The concept of building a Digg for music has been tried before (see Contrastream or iJigg), but a music streaming site called thesixtyone is the closest I’ve seen so far to getting the formula right. It features only about 50,000 tracks self-uploaded by indie artists and music labels, but visitors can listen to the full stream of each track and vote their favorites up the rankings by hitting the “heart” button. The results are highly listenable playlists by genre, tag, or just what’s hot right now.

The key to making the site work, however, is not simply the Digg-like voting system. By now, that is becoming a pretty common feature (even the Hype Machine uses hearts) and is fairly easy to manipulate. The voting on thesixtyone is combined with some concepts learned from video games. Listeners cannot just indiscriminately heart up any song they want. They are given a limited number of heart points on a daily basis. More points can be earned for identifying good music early or recruiting friends to the service. Songs can only be given positive heart points, however. They can’t be demoted for being really bad. But the fact that the number of points are limited means in theory that only the most deserving songs will get enough to make it to the home page or the top of any given category.

Members also earn reputation points, and can level up as their reputation grows. The higher level a member achieves, the more hearts he or she can distribute. Reputation points are earned by hearting a song early before it becomes popular. Members also receive a portion of the reputation points earned by their friends. This rewards people with good taste in both music and friends. So when you sign up, say that erickschonfeld sent you.

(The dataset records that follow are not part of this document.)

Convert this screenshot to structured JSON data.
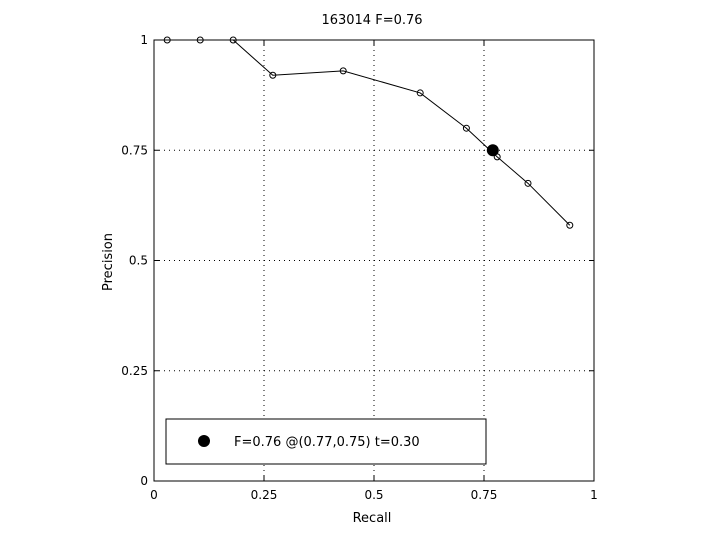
{
  "chart_data": {
    "type": "line",
    "title": "163014 F=0.76",
    "xlabel": "Recall",
    "ylabel": "Precision",
    "xlim": [
      0,
      1
    ],
    "ylim": [
      0,
      1
    ],
    "xticks": [
      "0",
      "0.25",
      "0.5",
      "0.75",
      "1"
    ],
    "yticks": [
      "0",
      "0.25",
      "0.5",
      "0.75",
      "1"
    ],
    "grid": true,
    "legend_position": "bottom-left",
    "series": [
      {
        "marker": "open-circle",
        "x": [
          0.03,
          0.105,
          0.18,
          0.27,
          0.43,
          0.605,
          0.71,
          0.78,
          0.85,
          0.945
        ],
        "y": [
          1.0,
          1.0,
          1.0,
          0.92,
          0.93,
          0.88,
          0.8,
          0.735,
          0.675,
          0.58
        ]
      }
    ],
    "best_point": {
      "x": 0.77,
      "y": 0.75,
      "label": "F=0.76 @(0.77,0.75) t=0.30"
    },
    "colors": {
      "line": "#000000",
      "marker": "#000000",
      "background": "#ffffff"
    }
  }
}
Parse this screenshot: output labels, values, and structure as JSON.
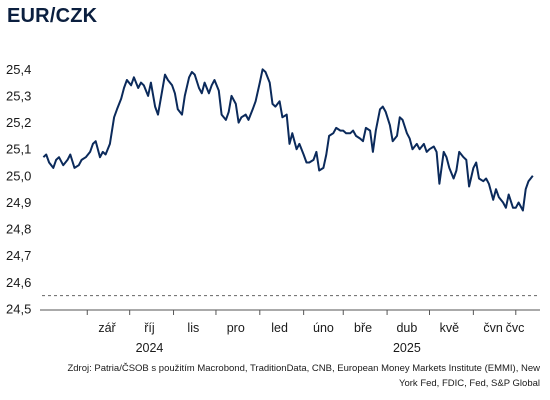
{
  "chart_data": {
    "type": "line",
    "title": "EUR/CZK",
    "yticks": [
      "25,4",
      "25,3",
      "25,2",
      "25,1",
      "25,0",
      "24,9",
      "24,8",
      "24,7",
      "24,6",
      "24,5"
    ],
    "ylim": [
      24.5,
      25.45
    ],
    "xticks": [
      "zář",
      "říj",
      "lis",
      "pro",
      "led",
      "úno",
      "bře",
      "dub",
      "kvě",
      "čvn",
      "čvc"
    ],
    "year_labels": [
      "2024",
      "2025"
    ],
    "reference_line": {
      "value": 24.55,
      "style": "dashed"
    },
    "grid": false,
    "x": [
      "2024-08-01",
      "2024-08-03",
      "2024-08-05",
      "2024-08-08",
      "2024-08-10",
      "2024-08-12",
      "2024-08-15",
      "2024-08-18",
      "2024-08-20",
      "2024-08-23",
      "2024-08-26",
      "2024-08-28",
      "2024-08-31",
      "2024-09-03",
      "2024-09-05",
      "2024-09-07",
      "2024-09-10",
      "2024-09-12",
      "2024-09-14",
      "2024-09-17",
      "2024-09-20",
      "2024-09-22",
      "2024-09-25",
      "2024-09-27",
      "2024-09-29",
      "2024-10-02",
      "2024-10-04",
      "2024-10-07",
      "2024-10-09",
      "2024-10-11",
      "2024-10-14",
      "2024-10-16",
      "2024-10-19",
      "2024-10-21",
      "2024-10-24",
      "2024-10-26",
      "2024-10-28",
      "2024-10-31",
      "2024-11-02",
      "2024-11-04",
      "2024-11-07",
      "2024-11-09",
      "2024-11-12",
      "2024-11-14",
      "2024-11-16",
      "2024-11-19",
      "2024-11-21",
      "2024-11-23",
      "2024-11-26",
      "2024-11-28",
      "2024-11-30",
      "2024-12-03",
      "2024-12-05",
      "2024-12-08",
      "2024-12-10",
      "2024-12-12",
      "2024-12-15",
      "2024-12-17",
      "2024-12-19",
      "2024-12-22",
      "2024-12-24",
      "2024-12-27",
      "2024-12-29",
      "2025-01-01",
      "2025-01-03",
      "2025-01-05",
      "2025-01-08",
      "2025-01-10",
      "2025-01-12",
      "2025-01-15",
      "2025-01-17",
      "2025-01-20",
      "2025-01-22",
      "2025-01-24",
      "2025-01-27",
      "2025-01-29",
      "2025-02-01",
      "2025-02-03",
      "2025-02-05",
      "2025-02-08",
      "2025-02-10",
      "2025-02-12",
      "2025-02-15",
      "2025-02-17",
      "2025-02-19",
      "2025-02-22",
      "2025-02-24",
      "2025-02-27",
      "2025-03-01",
      "2025-03-03",
      "2025-03-06",
      "2025-03-08",
      "2025-03-10",
      "2025-03-13",
      "2025-03-15",
      "2025-03-17",
      "2025-03-20",
      "2025-03-22",
      "2025-03-24",
      "2025-03-27",
      "2025-03-29",
      "2025-03-31",
      "2025-04-03",
      "2025-04-05",
      "2025-04-08",
      "2025-04-10",
      "2025-04-12",
      "2025-04-15",
      "2025-04-17",
      "2025-04-19",
      "2025-04-22",
      "2025-04-24",
      "2025-04-27",
      "2025-04-29",
      "2025-05-01",
      "2025-05-04",
      "2025-05-06",
      "2025-05-08",
      "2025-05-11",
      "2025-05-13",
      "2025-05-15",
      "2025-05-18",
      "2025-05-20",
      "2025-05-22",
      "2025-05-25",
      "2025-05-27",
      "2025-05-29",
      "2025-06-01",
      "2025-06-03",
      "2025-06-05",
      "2025-06-08",
      "2025-06-10",
      "2025-06-12",
      "2025-06-15",
      "2025-06-17",
      "2025-06-19",
      "2025-06-22",
      "2025-06-24",
      "2025-06-26",
      "2025-06-29",
      "2025-07-01",
      "2025-07-03",
      "2025-07-06",
      "2025-07-08",
      "2025-07-10",
      "2025-07-13"
    ],
    "values": [
      25.07,
      25.08,
      25.05,
      25.03,
      25.06,
      25.07,
      25.04,
      25.06,
      25.08,
      25.03,
      25.04,
      25.06,
      25.07,
      25.09,
      25.12,
      25.13,
      25.07,
      25.09,
      25.08,
      25.12,
      25.22,
      25.25,
      25.29,
      25.33,
      25.36,
      25.34,
      25.37,
      25.33,
      25.35,
      25.34,
      25.3,
      25.35,
      25.26,
      25.23,
      25.32,
      25.38,
      25.36,
      25.34,
      25.31,
      25.25,
      25.23,
      25.3,
      25.37,
      25.39,
      25.38,
      25.33,
      25.31,
      25.35,
      25.31,
      25.34,
      25.36,
      25.32,
      25.23,
      25.21,
      25.24,
      25.3,
      25.27,
      25.2,
      25.22,
      25.23,
      25.21,
      25.25,
      25.28,
      25.35,
      25.4,
      25.39,
      25.35,
      25.27,
      25.26,
      25.28,
      25.22,
      25.23,
      25.12,
      25.16,
      25.1,
      25.12,
      25.08,
      25.05,
      25.05,
      25.06,
      25.09,
      25.02,
      25.03,
      25.08,
      25.15,
      25.16,
      25.18,
      25.17,
      25.17,
      25.16,
      25.16,
      25.17,
      25.15,
      25.14,
      25.13,
      25.18,
      25.17,
      25.09,
      25.17,
      25.25,
      25.26,
      25.24,
      25.19,
      25.13,
      25.15,
      25.22,
      25.21,
      25.16,
      25.14,
      25.1,
      25.12,
      25.1,
      25.12,
      25.09,
      25.1,
      25.11,
      25.09,
      24.97,
      25.09,
      25.07,
      25.03,
      24.99,
      25.02,
      25.09,
      25.07,
      25.06,
      24.96,
      25.03,
      25.05,
      24.99,
      24.98,
      24.99,
      24.97,
      24.91,
      24.95,
      24.92,
      24.9,
      24.88,
      24.93,
      24.88,
      24.88,
      24.9,
      24.87,
      24.95,
      24.98,
      25.0
    ]
  },
  "source_text": "Zdroj: Patria/ČSOB s použitím Macrobond, TraditionData, CNB, European Money Markets Institute (EMMI), New York Fed, FDIC, Fed, S&P Global",
  "colors": {
    "line": "#0b2a5b",
    "text": "#1a1a1a",
    "axis": "#555555"
  }
}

Besides the game play elements, every song can be commented on or shared, and you can see who else liked the song. There are listening and leaderboards, showing the members with the highest reputations and their playlists of hearted songs. Artists can be subscribed to so that you can be alerted when they upload new songs to the site. As you are listening to a song, it keeps playing no matter where else you jump to on the site.

The site also makes it easy share music elsewhere on the Web by posting individual songs to Facebook, Twitter, MySpace, or the Global Grind. You can email a song link or embed the entire stream on another page. (Although, it is not easy to find these options. You have to click on the tiny “comments” link to open them up). For instance, I’ve embedded “Repetition Kills” by the Black Ghosts below. It would be better if you could embed entire playlists.

http://www.thesixtyone.com/site_media/swf/song_player_embed.swf?song_id=21105

Thesixtyone is a Y Combinator startup that launched a year ago. It is now attracting about 100,000 unique visitors per month and 10 million pageviews, say the founders. That suggests a high level of engagement. The average session is 40 minutes, and registered users typically spend 2 hours a day on the site (although much of that is no doubt is simply listening to it with a browser tab open while doing other things). Still, Y Combinator’s Paul Graham says the service is “ramen profitable” from ads and Amazon affiliate links.